Childhood Disintegrative Disorder

Similar to Rett’s Disorder, Childhood Disintegrative Disorder (CDD) also starts off with a period of typical development. Unlike Rett’s Disorder, CDD affects many more males than females. A child with CDD usually experiences between two and four years of typical development before entering a regressive stage. Children affected by CDD can lose all of their language, toileting abilities, self-care skills, and interest in their environment. At this point the disorder can easily mimic classic autism.
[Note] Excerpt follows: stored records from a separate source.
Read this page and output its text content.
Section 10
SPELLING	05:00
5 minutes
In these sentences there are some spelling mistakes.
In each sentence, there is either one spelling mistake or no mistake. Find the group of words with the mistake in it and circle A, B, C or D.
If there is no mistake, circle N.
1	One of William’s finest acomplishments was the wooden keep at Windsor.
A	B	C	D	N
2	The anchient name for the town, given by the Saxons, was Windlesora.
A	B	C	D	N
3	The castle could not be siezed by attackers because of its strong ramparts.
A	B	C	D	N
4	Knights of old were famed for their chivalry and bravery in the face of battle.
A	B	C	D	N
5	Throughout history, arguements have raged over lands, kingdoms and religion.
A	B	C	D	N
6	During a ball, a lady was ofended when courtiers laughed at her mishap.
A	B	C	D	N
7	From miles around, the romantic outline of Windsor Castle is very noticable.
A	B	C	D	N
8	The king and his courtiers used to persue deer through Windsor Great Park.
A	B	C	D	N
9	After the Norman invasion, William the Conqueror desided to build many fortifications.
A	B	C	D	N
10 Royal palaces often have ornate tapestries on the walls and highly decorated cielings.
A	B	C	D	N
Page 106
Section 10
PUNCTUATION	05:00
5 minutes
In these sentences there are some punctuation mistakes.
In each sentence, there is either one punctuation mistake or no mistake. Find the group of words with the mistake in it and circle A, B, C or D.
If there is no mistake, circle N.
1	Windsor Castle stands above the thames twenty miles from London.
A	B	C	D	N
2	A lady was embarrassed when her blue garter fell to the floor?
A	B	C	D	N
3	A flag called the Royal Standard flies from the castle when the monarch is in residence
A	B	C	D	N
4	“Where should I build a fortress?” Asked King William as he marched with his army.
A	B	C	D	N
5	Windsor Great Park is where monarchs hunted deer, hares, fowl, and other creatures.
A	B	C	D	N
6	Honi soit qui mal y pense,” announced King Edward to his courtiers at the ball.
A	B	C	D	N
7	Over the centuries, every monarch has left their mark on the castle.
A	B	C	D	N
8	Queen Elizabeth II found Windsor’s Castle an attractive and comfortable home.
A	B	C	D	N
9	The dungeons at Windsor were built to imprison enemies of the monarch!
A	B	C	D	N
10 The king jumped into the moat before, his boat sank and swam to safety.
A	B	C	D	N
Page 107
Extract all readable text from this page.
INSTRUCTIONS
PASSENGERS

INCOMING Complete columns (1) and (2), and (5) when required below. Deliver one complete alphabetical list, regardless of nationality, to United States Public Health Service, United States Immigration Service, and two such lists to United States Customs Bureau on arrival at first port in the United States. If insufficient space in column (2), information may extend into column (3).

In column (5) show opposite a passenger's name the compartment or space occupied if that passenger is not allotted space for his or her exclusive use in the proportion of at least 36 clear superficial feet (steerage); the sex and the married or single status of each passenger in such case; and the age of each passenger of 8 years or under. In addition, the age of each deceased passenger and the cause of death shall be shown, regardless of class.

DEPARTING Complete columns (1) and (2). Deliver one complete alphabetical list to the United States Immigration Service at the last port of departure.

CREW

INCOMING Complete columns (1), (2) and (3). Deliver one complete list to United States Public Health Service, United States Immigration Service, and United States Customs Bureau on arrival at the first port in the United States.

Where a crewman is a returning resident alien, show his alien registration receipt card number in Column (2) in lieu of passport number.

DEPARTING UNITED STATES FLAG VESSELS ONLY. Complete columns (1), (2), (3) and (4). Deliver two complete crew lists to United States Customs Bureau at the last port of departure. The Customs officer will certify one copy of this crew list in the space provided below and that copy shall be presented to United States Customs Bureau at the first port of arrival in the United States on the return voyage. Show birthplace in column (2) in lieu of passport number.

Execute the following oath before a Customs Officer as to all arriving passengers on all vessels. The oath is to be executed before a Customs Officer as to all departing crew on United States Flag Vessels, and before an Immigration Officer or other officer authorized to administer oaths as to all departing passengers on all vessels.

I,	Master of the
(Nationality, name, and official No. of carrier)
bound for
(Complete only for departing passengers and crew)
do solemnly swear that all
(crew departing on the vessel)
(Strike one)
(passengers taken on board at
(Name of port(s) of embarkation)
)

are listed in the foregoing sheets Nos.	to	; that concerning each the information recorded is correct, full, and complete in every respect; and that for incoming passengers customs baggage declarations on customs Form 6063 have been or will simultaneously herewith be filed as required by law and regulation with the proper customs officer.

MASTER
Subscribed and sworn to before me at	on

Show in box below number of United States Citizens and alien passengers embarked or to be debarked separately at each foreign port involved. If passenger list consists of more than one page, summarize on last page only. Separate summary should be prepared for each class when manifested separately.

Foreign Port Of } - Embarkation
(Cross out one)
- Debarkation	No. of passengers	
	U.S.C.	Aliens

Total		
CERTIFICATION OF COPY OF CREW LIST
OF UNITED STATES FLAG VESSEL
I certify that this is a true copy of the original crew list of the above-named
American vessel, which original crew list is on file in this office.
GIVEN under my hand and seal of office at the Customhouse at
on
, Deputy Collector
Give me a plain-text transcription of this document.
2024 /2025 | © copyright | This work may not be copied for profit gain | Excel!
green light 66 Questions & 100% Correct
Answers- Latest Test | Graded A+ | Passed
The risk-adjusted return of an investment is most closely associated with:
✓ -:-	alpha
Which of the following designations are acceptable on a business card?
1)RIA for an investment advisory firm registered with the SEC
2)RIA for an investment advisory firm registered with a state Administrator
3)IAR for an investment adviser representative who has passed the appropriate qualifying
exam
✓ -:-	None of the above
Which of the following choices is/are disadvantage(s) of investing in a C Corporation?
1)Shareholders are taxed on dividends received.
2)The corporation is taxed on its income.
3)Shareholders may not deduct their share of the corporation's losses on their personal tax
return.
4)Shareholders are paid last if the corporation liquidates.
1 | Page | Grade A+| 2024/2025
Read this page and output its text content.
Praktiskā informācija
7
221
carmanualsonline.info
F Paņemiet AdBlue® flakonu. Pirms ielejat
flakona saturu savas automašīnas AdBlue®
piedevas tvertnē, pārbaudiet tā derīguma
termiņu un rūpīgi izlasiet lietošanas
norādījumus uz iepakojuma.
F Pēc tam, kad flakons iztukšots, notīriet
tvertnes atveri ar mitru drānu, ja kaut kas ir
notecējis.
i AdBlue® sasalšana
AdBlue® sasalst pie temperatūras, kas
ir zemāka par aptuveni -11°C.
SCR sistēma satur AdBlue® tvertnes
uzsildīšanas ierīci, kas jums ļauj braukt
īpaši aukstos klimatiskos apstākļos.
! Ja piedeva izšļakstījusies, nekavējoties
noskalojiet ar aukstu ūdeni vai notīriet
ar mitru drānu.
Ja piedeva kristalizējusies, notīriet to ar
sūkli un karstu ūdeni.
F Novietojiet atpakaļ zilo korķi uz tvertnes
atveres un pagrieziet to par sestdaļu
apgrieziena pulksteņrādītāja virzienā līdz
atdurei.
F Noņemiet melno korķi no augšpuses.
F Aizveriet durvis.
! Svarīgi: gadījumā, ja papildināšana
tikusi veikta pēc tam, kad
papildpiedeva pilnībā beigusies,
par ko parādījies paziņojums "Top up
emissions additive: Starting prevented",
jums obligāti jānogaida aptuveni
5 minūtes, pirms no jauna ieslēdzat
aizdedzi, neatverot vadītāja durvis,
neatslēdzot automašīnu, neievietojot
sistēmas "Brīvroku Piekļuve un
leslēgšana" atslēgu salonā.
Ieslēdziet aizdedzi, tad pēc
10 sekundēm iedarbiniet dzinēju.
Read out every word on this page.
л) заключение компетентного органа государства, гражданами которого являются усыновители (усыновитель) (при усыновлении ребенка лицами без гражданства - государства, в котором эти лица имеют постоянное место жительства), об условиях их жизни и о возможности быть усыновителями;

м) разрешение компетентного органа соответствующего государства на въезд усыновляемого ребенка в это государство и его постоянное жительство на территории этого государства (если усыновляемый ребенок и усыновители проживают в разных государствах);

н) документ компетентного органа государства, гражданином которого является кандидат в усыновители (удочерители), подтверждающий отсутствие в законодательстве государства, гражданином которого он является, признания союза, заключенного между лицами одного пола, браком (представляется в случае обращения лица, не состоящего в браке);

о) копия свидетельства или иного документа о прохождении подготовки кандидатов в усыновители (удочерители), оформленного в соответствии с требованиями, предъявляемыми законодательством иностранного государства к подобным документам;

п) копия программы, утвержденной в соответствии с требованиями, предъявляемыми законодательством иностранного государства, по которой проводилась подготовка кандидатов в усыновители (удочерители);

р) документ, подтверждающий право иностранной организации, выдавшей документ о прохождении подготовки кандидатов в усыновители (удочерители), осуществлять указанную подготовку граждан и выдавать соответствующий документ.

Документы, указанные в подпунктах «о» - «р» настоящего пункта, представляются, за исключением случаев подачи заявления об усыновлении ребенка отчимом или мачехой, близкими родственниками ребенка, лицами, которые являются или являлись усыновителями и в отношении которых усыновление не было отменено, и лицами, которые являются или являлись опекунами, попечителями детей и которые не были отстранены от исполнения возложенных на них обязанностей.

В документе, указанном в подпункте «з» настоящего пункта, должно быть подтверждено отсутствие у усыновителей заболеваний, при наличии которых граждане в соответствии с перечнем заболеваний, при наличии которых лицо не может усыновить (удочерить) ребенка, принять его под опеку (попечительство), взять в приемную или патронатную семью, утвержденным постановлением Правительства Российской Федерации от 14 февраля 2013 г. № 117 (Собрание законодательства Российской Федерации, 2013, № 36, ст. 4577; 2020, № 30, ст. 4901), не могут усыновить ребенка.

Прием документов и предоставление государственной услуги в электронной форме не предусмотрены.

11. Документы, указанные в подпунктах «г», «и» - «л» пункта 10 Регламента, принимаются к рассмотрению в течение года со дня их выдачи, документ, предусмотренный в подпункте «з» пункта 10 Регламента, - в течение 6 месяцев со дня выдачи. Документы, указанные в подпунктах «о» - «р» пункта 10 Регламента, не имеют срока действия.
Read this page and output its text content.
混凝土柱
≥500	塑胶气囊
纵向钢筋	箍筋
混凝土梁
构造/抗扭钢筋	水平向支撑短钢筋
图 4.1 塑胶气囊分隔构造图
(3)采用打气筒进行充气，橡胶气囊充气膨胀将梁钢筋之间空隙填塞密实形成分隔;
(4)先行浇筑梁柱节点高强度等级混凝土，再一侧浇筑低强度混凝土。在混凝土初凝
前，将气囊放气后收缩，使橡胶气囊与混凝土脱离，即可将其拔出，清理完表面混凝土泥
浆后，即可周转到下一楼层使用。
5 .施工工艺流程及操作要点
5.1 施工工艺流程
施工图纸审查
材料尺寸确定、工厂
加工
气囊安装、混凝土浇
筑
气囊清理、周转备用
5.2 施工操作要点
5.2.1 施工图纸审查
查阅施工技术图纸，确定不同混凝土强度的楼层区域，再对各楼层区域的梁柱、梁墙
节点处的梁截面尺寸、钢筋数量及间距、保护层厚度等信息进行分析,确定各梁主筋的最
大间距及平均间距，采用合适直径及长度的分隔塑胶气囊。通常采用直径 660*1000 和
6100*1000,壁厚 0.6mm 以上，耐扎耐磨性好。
Childhood Disintegrative Disorder is also called Heller’s Syndrome; Viennese educator Theodore Heller first detailed the disorder in 1908. At this point there is no known cause, nor cure, for Childhood Disintegrative Disorder. Many children with CDD see benefits through traditional therapies used for other autism spectrum disorders.

Rett’s Disorder and Childhood Disintegrative Disorder are quite uncommon. Due to their rarity, there is not much in the way of research being conducted when compared to the other autism spectrum disorders. Studies into Rett’s Disorder have been able to confirm that there is a mutation in the gene MECP2 located on the X chromosome. No such genetic link has been found in individuals with CDD. Research will continue in the hopes of bettering the lives of families affected by these two uncommon types of autism.